Каждые четыре месяца в воспитательных целях с ней проводили беседы о событиях того рокового дня. Меньше всего ей хотелось обсуждать то, что творилось у нее на душе, это было слишком личным, но ей не оставалось ничего другого, кроме как рассказывать все снова и снова разным людям, которые занимались ее делом. Все они хотели заглянуть ей в душу поглубже и увидеть там сожаление и раскаяние.

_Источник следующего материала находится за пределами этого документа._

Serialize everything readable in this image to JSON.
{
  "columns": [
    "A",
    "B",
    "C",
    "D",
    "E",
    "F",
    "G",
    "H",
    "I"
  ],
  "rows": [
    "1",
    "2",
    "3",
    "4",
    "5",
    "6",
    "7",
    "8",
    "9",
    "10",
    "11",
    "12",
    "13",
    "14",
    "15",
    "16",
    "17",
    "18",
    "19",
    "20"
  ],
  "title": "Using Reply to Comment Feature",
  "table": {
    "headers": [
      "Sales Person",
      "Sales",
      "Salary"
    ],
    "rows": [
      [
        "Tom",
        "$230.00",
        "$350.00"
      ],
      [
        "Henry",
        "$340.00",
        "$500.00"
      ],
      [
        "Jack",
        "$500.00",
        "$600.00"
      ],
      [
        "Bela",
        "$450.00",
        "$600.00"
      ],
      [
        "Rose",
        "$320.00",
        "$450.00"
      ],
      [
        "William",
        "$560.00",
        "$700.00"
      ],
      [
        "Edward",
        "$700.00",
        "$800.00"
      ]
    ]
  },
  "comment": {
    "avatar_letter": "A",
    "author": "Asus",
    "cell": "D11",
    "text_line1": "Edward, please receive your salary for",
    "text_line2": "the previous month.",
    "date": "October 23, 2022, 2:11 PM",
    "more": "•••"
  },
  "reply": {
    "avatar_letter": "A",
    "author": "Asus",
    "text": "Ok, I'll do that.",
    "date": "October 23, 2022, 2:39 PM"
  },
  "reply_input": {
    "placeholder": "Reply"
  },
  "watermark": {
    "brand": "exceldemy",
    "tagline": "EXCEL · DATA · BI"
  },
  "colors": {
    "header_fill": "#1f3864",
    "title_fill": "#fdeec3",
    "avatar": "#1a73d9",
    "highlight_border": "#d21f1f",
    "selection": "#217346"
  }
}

За несколько недель пребывания в тюрьме Холлоуэй штатный психоаналитик Лаура Пегрэм успела познакомиться с ней. Кейт недоумевала — с чего вдруг такое внимание к ее персоне? Она рассказала Лауре Пегрэм о ночных кошмарах, в которых ее измученная душа рвалась домой, но, оказавшись дома — она видела себя гуляющей по саду, — она с ужасом осознавала, что никто из близких не узнает ее. Ей стоило немалых усилий подобрать нужные слова, чтобы описать необъяснимую ярость, временами овладевающую ее рассудком. Лаура Пегрэм слушала, комментировала, объясняла, пыталась разобраться. Она искренне желала помочь своей подопечной. Кейт аккуратно посещала курсы контроля за эмоциями, часами работала над развитием творческого мышления, критической оценки и осознанием общественных ценностей. Она пыталась научиться не загонять свои эмоции в дальний угол сознания, чем она, собственно говоря, и занималась все это время, а, позволив им вырваться на свободу, избавляться от их губительного действия. Она верила, что в конце концов это поможет ей освободиться от прошлого. От того, что произошло.